17,565 lines of code at close of the sprint. 63 passing tests covering the parser grammars, the provider trait implementations, the diagnostics engine checks, and the apply/rollback cycle. The parser tests are the ones I trust most — nom grammars are easy to over-engineer and easy to under-test, so I wrote tests for every edge case in the dnsmasq format that had ever surprised me in manual editing.

What I did not build: a settings sync mechanism, multi-machine support, or any concept of profiles beyond the current active config. Those were conscious scope cuts. The goal was to eliminate the five-step ritual from my own workflow.

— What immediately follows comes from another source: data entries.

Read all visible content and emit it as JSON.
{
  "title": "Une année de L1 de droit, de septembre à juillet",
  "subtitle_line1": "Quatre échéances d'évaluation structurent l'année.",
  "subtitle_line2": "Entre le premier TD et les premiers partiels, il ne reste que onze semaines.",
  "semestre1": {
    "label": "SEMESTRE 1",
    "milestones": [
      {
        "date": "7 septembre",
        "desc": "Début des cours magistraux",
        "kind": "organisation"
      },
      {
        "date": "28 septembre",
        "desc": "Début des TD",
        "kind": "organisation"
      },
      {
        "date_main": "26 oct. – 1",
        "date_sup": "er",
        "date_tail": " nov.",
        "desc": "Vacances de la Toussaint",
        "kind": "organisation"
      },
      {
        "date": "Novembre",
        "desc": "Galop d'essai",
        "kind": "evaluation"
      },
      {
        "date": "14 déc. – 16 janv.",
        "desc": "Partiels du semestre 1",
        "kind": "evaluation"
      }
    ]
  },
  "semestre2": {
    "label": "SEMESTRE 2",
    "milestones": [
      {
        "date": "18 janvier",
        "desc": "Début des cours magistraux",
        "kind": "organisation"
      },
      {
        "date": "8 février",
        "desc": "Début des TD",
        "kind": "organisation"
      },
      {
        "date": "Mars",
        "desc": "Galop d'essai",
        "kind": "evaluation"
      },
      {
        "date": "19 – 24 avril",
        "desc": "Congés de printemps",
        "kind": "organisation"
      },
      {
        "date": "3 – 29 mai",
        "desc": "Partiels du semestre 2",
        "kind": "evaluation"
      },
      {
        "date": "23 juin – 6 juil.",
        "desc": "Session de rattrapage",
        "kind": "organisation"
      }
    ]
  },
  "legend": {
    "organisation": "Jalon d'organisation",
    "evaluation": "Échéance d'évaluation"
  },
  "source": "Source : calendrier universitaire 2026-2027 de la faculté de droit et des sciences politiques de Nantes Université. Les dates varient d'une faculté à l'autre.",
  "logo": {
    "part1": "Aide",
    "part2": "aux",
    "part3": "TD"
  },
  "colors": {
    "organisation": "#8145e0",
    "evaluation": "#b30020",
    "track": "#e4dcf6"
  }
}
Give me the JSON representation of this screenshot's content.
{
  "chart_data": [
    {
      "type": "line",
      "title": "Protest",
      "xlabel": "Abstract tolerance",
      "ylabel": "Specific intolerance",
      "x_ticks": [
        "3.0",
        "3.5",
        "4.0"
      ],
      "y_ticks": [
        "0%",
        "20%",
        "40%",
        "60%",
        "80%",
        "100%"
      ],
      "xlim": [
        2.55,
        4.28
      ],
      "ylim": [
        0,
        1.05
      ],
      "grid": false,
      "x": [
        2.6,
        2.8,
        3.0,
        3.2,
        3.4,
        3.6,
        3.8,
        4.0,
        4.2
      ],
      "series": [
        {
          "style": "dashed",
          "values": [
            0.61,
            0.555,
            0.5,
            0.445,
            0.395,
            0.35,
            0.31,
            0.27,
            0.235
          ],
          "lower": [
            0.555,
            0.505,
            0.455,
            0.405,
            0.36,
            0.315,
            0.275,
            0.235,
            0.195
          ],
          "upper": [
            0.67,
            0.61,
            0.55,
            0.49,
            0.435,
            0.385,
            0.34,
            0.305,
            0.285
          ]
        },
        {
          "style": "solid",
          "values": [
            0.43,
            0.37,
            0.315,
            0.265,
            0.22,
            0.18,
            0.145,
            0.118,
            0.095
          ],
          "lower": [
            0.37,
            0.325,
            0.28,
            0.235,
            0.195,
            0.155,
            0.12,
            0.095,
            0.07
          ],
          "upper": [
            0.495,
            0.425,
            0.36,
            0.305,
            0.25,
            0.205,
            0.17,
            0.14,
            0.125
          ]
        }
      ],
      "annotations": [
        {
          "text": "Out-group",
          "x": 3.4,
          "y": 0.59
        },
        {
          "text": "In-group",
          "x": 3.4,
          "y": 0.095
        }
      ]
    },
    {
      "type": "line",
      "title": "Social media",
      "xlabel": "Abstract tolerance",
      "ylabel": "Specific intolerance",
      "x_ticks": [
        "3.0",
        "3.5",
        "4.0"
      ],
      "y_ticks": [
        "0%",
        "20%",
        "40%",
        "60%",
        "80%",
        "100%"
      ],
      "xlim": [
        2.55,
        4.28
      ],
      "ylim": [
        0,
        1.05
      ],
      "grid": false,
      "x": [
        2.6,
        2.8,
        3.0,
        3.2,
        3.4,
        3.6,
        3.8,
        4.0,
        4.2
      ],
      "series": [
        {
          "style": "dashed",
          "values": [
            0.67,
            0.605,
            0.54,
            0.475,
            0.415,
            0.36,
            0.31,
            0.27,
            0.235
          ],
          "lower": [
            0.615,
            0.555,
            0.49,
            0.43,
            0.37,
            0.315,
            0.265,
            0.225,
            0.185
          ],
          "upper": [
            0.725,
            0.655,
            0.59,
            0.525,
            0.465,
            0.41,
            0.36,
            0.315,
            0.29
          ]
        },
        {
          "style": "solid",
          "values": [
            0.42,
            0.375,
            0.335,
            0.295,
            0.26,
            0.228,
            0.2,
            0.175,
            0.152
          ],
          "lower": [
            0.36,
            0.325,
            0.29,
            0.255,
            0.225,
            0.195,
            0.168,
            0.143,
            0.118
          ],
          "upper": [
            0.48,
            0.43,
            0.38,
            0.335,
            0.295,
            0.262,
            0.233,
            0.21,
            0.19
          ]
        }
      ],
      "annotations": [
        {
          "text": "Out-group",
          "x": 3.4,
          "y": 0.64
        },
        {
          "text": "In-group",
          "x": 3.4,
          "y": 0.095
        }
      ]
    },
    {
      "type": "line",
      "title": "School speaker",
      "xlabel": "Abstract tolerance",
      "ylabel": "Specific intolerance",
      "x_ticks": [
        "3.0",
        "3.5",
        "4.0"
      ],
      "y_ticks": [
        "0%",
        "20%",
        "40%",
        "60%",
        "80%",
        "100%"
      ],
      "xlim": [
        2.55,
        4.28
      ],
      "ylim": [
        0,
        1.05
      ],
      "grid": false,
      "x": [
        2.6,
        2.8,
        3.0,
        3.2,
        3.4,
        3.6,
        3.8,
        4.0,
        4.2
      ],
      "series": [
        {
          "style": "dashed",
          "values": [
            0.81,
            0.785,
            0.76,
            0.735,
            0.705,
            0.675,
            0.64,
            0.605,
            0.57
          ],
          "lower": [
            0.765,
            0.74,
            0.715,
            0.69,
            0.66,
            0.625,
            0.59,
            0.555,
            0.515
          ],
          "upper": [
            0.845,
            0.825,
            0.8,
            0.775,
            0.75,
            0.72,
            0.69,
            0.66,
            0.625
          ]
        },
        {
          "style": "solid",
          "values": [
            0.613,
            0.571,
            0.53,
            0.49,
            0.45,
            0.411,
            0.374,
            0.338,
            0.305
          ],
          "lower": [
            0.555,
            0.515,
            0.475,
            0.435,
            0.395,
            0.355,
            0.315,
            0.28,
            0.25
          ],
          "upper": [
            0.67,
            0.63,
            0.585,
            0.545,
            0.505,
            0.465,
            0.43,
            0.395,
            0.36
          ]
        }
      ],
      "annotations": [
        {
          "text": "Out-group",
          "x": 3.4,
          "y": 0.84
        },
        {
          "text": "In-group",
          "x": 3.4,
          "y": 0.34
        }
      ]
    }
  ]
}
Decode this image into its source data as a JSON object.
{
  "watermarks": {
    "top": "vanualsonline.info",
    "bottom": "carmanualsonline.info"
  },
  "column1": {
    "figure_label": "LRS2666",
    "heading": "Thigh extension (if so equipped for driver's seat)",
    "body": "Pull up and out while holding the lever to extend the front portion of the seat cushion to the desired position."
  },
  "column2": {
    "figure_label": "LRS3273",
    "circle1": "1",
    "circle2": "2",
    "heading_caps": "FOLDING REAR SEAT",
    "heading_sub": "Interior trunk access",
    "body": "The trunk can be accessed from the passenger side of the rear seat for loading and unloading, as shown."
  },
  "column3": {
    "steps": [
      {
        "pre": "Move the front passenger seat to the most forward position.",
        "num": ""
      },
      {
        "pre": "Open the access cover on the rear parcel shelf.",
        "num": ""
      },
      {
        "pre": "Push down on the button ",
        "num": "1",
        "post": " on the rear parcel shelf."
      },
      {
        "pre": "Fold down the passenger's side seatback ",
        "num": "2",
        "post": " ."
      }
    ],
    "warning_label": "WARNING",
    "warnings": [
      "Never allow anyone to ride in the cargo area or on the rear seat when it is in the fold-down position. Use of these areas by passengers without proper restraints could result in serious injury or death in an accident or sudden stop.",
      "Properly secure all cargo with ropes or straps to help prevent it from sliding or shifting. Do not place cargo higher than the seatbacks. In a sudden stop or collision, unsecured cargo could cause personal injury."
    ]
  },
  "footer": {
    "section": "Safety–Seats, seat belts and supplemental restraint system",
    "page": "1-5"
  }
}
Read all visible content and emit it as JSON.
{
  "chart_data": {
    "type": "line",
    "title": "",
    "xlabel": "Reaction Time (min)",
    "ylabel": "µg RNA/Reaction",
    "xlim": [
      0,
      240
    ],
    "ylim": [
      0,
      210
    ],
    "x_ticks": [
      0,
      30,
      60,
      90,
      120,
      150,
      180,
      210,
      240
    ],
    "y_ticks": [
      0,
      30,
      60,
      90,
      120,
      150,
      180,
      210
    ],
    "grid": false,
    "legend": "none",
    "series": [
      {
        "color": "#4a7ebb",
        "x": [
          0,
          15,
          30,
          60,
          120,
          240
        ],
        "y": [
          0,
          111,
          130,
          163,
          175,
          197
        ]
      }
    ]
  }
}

That goal is met.

The Self-Hosting Instinct Applied to Tooling

The same logic that produced the Prachyam infrastructure work applies here at a smaller scale: understand what runs under you, own the variable rather than rent it.

In the infrastructure context, the variable was cloud service cost. Here, the variable is developer attention — the cognitive overhead of managing configuration files manually, the context-switch cost of a three-to-five-minute service restart sequence, the risk of typos in a config format that gives you no immediate feedback when you get it wrong.

Ricing culture has a useful discipline built in. You cannot rice a system you do not understand. Every wallpaper compositor, every window-manager keybind, every menu-bar widget is a small assertion about how your environment should behave and why. ConfigPilot is that same assertion applied to the infrastructure layer underneath the rice — the layer that actually determines whether your local services are reachable.

The recurring thesis that I find myself applying: look at the default, ask whether it is optimal for your situation, build the evidence, then do the work. Here the evidence was ten manual rituals per day across four config files over several months. The work was two days. The ratio holds.